Please format your code, logs or configuration files using </> icon as explained in this guide and not the citation button. It will make your post more readable.

Or use markdown style like:

```
CODE
```

This is the icon to use if you are not using markdown format:

That's a huge difference indeed.
I'd may be try to decrease the size for search_after. But for your use case anyway, I'd use the scroll API as your goal is to extract everything.

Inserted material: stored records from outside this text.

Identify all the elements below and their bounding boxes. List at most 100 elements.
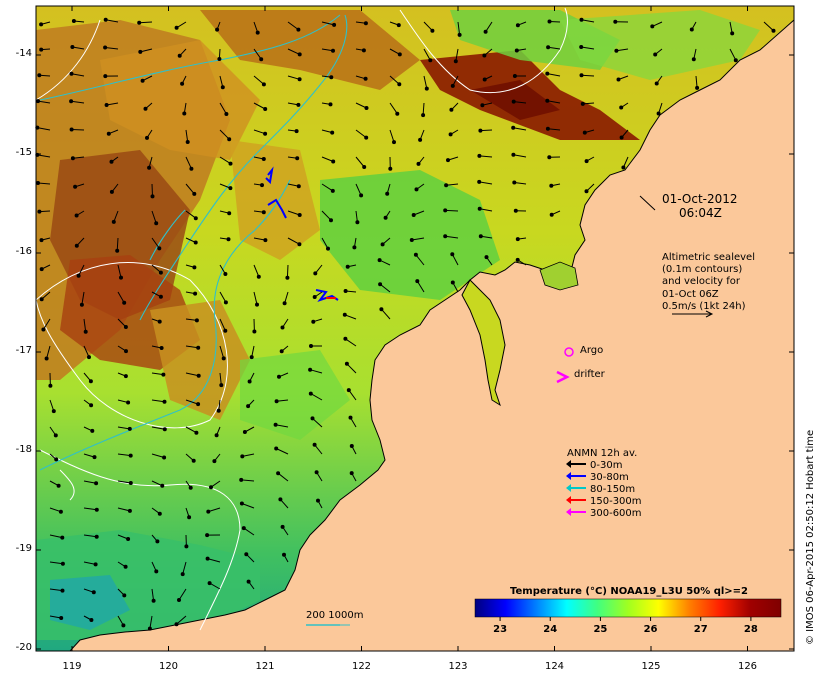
velocity-arrow [185,237,198,245]
drifter-tracks [265,166,339,302]
velocity-arrow [515,237,527,242]
velocity-arrow [650,21,663,29]
velocity-arrow [185,507,192,520]
velocity-arrow [450,75,459,88]
velocity-arrow [355,210,360,225]
velocity-arrow [205,533,221,538]
anmn-legend-label: 0-30m [590,460,623,471]
velocity-arrow [37,73,51,78]
velocity-arrow [453,48,459,64]
argo-marker-icon [564,347,574,357]
velocity-arrow [584,183,595,194]
velocity-arrow [413,252,425,266]
velocity-arrow [763,21,776,33]
velocity-arrow [582,129,595,135]
velocity-arrow [621,156,629,170]
velocity-arrow [177,48,187,58]
velocity-arrow [151,426,167,432]
velocity-arrow [480,102,493,108]
velocity-arrow [117,453,133,458]
velocity-arrow [379,307,391,320]
axis-ticks [36,6,794,651]
velocity-arrow [246,399,255,409]
velocity-arrow [83,426,95,433]
velocity-arrow [252,318,257,334]
velocity-arrow [253,75,266,87]
velocity-arrow [415,279,425,293]
velocity-arrow [355,129,369,140]
velocity-arrow [151,507,162,516]
velocity-arrow [279,345,289,354]
velocity-arrow [151,345,164,350]
velocity-arrow [214,426,221,438]
velocity-arrow [513,208,527,213]
velocity-arrow [274,399,289,404]
velocity-arrow [151,291,163,299]
velocity-arrow [689,21,697,32]
velocity-arrow [117,264,123,280]
velocity-arrow [377,258,391,266]
colorbar-ticks [499,617,752,621]
velocity-arrow [207,581,221,590]
velocity-arrow [389,75,402,87]
velocity-arrow [117,291,127,305]
velocity-arrow [316,498,323,509]
anmn-legend-item: 150-300m [566,496,642,508]
velocity-arrow [145,129,153,140]
velocity-arrow [477,206,493,212]
velocity-arrow [117,426,132,431]
velocity-arrow [83,453,97,460]
velocity-arrow [355,75,368,81]
latitude-label: -16 [15,246,32,257]
legend-arrow-icon [566,472,586,480]
velocity-arrow [253,156,266,161]
velocity-arrow [147,615,153,631]
argo-label: Argo [580,345,604,356]
velocity-arrow [483,21,493,34]
longitude-label: 119 [62,661,82,672]
velocity-arrow [287,237,302,247]
velocity-arrow [109,156,119,164]
velocity-arrow [147,156,153,170]
velocity-arrow [511,152,527,158]
velocity-arrow [277,372,289,379]
date-pointer-line [639,195,656,211]
velocity-arrow [308,391,323,401]
velocity-arrow [239,477,255,482]
velocity-arrow [313,264,323,276]
velocity-arrow [185,480,193,490]
velocity-arrow [83,507,99,512]
velocity-arrow [49,453,59,462]
velocity-arrow [185,372,201,378]
velocity-arrow [247,372,255,384]
velocity-arrow [253,291,259,307]
velocity-arrow [83,399,94,408]
velocity-arrow [545,71,561,77]
velocity-arrow [287,21,301,32]
velocity-arrow [511,99,527,104]
velocity-arrow [355,21,368,26]
longitude-label: 123 [448,661,468,672]
velocity-arrow [83,318,88,334]
velocity-arrow [378,282,391,293]
velocity-arrow [69,71,85,77]
velocity-arrow [443,208,459,213]
velocity-arrow [411,210,425,217]
velocity-arrow [219,210,232,216]
velocity-arrow [253,210,266,215]
anmn-legend-label: 80-150m [590,484,636,495]
colorbar-tick-label: 27 [693,624,708,635]
velocity-arrow [314,470,323,482]
velocity-arrow [729,21,735,36]
velocity-arrow [73,183,85,189]
velocity-arrow [308,367,323,374]
map-frame [35,5,795,652]
velocity-arrow [219,102,229,116]
velocity-arrow [613,19,629,24]
velocity-arrow [74,237,85,248]
velocity-arrow [151,480,165,488]
altimetry-line-5: 0.5m/s (1kt 24h) [662,300,746,312]
velocity-arrow [457,21,462,37]
velocity-arrow [151,399,167,404]
velocity-arrow [274,446,289,455]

Pinging @jimczi as he might know what is happening.

sorry - fixed.

i have testet it with different sizes.

our test with different sizes:
(first param = document count, second param = size)

code:

    @ParameterizedTest
    @CsvSource({
            "17, 3",
            "10, 2",
            "0, 1",
            "1, 1",
            "13, 2",
            "10, 3"
            "100001, 50",
            "100001, 100",
            "100001, 500",
            "100001, 1000",
            "100001, 5000",
            "100001, 20000",
    })
    void newTestScrollClosing(int givenTestObjects, int chunksize) {
        client.createIndexByFilename(indexName);

        List<TestObject> testObjectList = IntStream.range(0, givenTestObjects).boxed()
                .map(i -> new TestObject(UUID.randomUUID().toString(), i))
                .collect(Collectors.toList());
        client.insertBulk(testObjectList, WriteRequest.RefreshPolicy.IMMEDIATE);

        List<TestObject> results = new ArrayList<>();

        for (ElasticChunkResult<TestObject> result = client.newStartIterate(chunksize); !result
                .isEmpty(); result = client.newNextChunk(result)) {
            results.addAll(result.getObjects());
        }

        assertThat(results).hasSize(givenTestObjects);
        assertThat(results).containsExactlyInAnyOrderElementsOf(testObjectList);
    }

results with search_after:

image

results with _scroll:

image

Java Code for query and search_after:

 public ElasticChunkResult<T> newStartIterate(int viewSize) {
        SearchRequest searchRequest = new SearchRequest(indexname);
        SearchSourceBuilder searchSourceBuilder = new SearchSourceBuilder();
        searchSourceBuilder.size(viewSize);
        searchSourceBuilder.sort(SortBuilders.fieldSort("_id").order(SortOrder.ASC));
        searchRequest.source(searchSourceBuilder);

        SearchResponse response;
        try {
            response = client.search(searchRequest, RequestOptions.DEFAULT);
        } catch (IOException e) {
            throw new RuntimeException("Fehler beim SearchRequest", e);
        }

        List<T> hits = convertHits(response);

        return new ElasticChunkResult<>(determineLastObject(response, hits), hits, viewSize);
    }

    public ElasticChunkResult<T> newNextChunk(ElasticChunkResult elasticChunkResult) {

        if (elasticChunkResult.isEmpty()) {
            return elasticChunkResult;
        }

        SearchRequest searchRequest = new SearchRequest(indexname);
        SearchSourceBuilder searchSourceBuilder = new SearchSourceBuilder();
        searchSourceBuilder.size(elasticChunkResult.getChunkSize());
        searchSourceBuilder.sort(SortBuilders.fieldSort("_id").order(SortOrder.ASC));
        searchSourceBuilder.searchAfter(new Object[] { elasticChunkResult.getLastObject() });
        searchRequest.source(searchSourceBuilder);

        SearchResponse response;
        try {
            response = client.search(searchRequest, RequestOptions.DEFAULT);
        } catch (IOException e) {
            throw new RuntimeException("Fehler beim SearchRequest", e);
        }

        List<T> hits = convertHits(response);

        return new ElasticChunkResult<>(determineLastObject(response, hits), hits, elasticChunkResult.getChunkSize());
    }

    private Object determineLastObject(SearchResponse response, List<T> hits) {
        Object lastObject = null;

        if (!hits.isEmpty()) {
            lastObject = response.getHits().getAt(response.getHits().getHits().length - 1).getId();
        }
        return lastObject;
    }

This topic was automatically closed 28 days after the last reply. New replies are no longer allowed.